If you check the version of the python, system has Python 3.8.1 available by default. To install a higher version of Python, you’ll need to use the deadsnakes
PPA.
Run the following commands to add the deadsnakes
PPA:
sudo apt update
sudo apt install -y software-properties-common
sudo add-apt-repository -y ppa:deadsnakes/ppa
sudo apt update
Step 14: Install Python 3.11
Now, run the following command to install Python 3.11 or another desired version:
sudo apt install -y python3.11 python3.11-distutils python3.11-venv
Step 15: Update the Default Python3
Version
Now, run the following command to link the new Python version as the default python3
:
sudo update-alternatives --install /usr/bin/python3 python3 /usr/bin/python3.8 1
sudo update-alternatives --install /usr/bin/python3 python3 /usr/bin/python3.11 2
sudo update-alternatives --config python3
Then, run the following command to verify that the new Python version is active:
python3 --version
Step 16: Install and Update Pip
Run the following command to install and update the pip:
python3 -m ensurepip --upgrade
python3 -m pip install --upgrade pip
Then, run the following command to check the version of pip:
pip --version
Step 17: Clone the Repository
Run the following command to clone the Milimochat repository from GitHub:
git clone https://github.com/Milimo Quantum/milimochat.git
cd milimochat
Step 18: Install the Required Dependencies
Run the following command to install the required dependencies:
pip install -r requirements.txt
Step 19: Run the Application
Execute the following command to run the application:
streamlit run main.py
Step 20: SSH port forwarding
To forward local port 8501 on your windows machine to port 8501 on the VM, use the following command in command prompt or powershell:
ssh -L 8501:localhost:8501 -p 30676 -i C:\Users\Acer\.ssh\id_rsa root@86.122.133.229
Step 21: Access the Application
After doing SSH port forwarding, you can access the application in your local browser at http://localhost:8501/.

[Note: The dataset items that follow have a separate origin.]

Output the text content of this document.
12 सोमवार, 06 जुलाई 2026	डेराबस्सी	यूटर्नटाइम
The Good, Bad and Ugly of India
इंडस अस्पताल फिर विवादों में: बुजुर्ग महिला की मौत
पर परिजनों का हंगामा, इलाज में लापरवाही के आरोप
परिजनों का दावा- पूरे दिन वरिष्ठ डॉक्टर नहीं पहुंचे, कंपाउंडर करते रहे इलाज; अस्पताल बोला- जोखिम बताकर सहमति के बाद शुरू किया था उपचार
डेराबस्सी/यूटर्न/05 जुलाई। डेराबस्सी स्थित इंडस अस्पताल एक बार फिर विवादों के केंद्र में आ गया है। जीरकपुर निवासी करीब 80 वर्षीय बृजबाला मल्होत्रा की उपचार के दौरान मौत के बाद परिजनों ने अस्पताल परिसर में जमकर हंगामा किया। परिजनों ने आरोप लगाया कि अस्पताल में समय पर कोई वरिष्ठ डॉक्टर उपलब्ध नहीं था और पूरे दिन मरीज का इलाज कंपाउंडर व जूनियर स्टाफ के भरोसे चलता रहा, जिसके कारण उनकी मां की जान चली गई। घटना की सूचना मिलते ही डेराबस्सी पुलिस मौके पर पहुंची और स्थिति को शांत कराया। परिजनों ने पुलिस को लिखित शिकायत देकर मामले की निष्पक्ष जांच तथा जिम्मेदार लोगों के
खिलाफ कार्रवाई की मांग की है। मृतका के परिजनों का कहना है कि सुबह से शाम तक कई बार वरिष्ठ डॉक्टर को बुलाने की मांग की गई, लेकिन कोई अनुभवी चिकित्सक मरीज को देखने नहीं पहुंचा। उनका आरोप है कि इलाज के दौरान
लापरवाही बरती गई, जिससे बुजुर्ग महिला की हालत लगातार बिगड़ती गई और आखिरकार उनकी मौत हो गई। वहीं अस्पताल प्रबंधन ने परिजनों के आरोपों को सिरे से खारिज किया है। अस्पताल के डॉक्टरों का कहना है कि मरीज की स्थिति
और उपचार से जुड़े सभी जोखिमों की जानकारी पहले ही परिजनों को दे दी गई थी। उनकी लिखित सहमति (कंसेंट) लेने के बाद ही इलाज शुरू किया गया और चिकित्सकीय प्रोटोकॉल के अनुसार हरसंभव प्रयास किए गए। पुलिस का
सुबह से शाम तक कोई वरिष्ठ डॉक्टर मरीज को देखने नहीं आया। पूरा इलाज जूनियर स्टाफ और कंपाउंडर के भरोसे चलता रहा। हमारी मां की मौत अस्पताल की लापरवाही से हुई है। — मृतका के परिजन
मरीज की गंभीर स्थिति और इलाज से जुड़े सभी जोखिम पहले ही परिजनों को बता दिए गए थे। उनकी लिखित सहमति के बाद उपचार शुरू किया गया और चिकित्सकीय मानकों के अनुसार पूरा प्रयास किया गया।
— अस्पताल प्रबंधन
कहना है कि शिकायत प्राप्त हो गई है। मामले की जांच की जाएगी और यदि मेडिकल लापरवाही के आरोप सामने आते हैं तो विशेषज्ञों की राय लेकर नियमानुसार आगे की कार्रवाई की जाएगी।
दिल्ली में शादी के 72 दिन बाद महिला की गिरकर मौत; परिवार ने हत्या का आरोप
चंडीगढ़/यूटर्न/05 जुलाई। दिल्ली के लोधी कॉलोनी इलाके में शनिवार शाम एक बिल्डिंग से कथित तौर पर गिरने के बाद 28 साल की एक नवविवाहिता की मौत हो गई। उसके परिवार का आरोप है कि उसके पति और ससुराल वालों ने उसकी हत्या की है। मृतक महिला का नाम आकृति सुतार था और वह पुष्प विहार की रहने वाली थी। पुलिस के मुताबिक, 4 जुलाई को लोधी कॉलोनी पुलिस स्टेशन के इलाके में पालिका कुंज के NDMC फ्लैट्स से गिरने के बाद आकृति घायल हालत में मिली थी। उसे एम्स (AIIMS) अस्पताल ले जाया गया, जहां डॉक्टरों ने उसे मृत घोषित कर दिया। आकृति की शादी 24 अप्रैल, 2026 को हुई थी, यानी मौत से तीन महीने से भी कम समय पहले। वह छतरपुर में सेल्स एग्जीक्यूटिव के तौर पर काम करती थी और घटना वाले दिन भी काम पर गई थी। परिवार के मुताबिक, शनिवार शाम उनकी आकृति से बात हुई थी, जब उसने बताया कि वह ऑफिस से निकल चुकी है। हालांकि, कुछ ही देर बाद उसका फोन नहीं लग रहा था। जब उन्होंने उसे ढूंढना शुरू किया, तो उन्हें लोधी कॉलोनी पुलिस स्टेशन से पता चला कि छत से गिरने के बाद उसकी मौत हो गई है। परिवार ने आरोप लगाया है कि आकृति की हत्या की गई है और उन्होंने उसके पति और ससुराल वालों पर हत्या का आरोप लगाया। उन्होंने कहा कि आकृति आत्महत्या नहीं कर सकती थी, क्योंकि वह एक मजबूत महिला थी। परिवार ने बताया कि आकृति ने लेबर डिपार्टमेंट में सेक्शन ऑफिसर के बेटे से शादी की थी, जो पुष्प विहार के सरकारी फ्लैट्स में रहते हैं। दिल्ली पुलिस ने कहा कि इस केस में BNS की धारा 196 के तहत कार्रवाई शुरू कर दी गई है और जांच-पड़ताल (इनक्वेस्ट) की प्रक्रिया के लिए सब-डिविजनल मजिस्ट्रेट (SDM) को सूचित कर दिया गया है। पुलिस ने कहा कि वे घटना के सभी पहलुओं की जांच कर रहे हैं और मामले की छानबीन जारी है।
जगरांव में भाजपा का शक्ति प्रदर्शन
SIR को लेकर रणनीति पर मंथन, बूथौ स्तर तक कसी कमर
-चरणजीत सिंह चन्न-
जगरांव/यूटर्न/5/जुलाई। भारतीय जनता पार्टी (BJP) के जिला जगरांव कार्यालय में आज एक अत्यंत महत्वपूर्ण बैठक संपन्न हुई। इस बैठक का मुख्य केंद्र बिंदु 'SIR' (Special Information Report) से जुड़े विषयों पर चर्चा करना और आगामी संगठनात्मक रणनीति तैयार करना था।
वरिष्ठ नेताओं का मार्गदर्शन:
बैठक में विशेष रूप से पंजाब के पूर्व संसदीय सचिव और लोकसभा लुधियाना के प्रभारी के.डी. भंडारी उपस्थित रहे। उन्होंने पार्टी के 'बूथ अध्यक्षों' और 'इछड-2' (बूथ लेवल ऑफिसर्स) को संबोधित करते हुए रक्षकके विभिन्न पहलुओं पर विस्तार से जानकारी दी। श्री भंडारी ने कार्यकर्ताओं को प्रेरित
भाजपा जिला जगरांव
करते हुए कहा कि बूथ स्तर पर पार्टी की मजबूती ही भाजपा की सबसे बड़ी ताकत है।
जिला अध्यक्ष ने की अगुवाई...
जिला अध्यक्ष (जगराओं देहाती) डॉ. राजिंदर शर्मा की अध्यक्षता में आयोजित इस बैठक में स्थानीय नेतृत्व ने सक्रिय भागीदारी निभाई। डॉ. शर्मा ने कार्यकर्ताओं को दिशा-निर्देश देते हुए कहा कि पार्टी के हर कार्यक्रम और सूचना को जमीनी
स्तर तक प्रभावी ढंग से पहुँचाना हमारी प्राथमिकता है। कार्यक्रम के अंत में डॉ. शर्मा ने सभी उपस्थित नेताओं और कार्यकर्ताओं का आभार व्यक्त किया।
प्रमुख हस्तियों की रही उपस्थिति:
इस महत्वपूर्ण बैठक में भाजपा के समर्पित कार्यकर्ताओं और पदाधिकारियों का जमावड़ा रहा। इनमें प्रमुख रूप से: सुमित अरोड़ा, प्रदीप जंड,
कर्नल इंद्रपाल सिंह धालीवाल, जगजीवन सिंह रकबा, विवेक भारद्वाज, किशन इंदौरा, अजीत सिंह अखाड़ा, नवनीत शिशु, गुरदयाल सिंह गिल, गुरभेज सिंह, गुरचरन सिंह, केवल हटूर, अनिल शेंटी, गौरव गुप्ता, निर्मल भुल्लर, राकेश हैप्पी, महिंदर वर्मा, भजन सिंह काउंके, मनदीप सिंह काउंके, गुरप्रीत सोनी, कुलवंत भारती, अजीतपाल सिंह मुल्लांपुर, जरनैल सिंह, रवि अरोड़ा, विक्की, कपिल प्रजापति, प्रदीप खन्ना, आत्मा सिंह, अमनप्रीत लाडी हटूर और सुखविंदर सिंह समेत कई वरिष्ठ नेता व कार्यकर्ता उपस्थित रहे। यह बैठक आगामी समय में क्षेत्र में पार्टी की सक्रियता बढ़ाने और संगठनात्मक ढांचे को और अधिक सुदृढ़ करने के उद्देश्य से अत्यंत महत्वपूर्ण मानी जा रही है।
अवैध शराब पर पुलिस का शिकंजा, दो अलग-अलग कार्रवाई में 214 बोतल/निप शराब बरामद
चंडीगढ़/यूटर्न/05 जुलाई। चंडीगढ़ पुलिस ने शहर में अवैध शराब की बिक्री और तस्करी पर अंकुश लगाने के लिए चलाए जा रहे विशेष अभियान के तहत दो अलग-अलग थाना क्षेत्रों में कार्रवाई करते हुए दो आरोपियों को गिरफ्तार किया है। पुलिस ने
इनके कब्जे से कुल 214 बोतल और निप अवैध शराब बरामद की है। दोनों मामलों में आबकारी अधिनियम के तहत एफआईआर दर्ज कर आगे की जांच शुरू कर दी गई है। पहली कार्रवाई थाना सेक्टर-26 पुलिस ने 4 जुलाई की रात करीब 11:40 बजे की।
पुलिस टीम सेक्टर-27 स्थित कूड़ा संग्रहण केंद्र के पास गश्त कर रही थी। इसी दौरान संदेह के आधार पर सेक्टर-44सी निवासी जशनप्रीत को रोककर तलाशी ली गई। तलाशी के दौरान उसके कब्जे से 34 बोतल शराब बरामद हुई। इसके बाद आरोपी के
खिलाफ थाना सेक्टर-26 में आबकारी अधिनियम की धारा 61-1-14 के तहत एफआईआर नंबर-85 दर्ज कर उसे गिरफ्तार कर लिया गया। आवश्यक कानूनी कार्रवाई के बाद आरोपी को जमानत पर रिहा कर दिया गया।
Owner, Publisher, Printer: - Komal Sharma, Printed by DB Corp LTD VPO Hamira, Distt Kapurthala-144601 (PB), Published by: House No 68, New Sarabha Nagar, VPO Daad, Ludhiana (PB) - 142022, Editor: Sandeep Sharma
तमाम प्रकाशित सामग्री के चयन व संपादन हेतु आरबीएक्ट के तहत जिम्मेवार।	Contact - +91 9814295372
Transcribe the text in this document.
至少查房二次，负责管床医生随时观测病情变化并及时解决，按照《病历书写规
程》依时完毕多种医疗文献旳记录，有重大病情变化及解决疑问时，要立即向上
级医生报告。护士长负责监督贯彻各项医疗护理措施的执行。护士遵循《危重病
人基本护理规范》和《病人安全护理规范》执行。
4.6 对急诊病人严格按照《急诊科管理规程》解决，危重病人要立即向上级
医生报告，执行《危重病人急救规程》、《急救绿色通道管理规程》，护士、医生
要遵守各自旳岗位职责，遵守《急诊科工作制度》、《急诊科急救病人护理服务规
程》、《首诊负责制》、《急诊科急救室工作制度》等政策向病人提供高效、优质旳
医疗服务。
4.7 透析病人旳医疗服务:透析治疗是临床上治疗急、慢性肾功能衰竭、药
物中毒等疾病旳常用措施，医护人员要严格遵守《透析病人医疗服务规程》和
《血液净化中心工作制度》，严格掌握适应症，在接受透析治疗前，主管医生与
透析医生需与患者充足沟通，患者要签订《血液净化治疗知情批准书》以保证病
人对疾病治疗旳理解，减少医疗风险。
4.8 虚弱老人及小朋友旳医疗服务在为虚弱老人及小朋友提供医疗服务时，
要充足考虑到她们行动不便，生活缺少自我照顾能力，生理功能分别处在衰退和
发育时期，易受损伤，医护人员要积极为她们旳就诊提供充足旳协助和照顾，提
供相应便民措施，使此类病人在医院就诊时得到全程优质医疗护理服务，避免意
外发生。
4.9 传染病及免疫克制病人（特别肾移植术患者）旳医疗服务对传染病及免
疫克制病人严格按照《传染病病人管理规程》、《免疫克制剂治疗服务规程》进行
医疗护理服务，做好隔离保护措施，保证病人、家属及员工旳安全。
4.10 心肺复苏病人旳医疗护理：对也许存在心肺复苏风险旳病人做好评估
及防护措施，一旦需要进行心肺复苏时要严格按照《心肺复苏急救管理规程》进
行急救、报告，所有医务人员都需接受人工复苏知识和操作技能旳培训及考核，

Step 22: Select Model and Play with Milimochat
Step 23: Check Other Things
Conclusion
Setting up MilimoChat locally ensures a private, customizable, and efficient AI chat experience without relying on cloud-based solutions. By following this step-by-step guide, you can easily deploy the application on a GPU-powered virtual machine, install Ollama for model management, and configure the required Python environment. With features like chat memory, history analytics, and export options, MilimoChat provides a secure and adaptive chatbot solution tailored to user preferences. Whether for personal use, research, or development, this setup allows for a powerful, locally-controlled AI assistant with full customization and data security.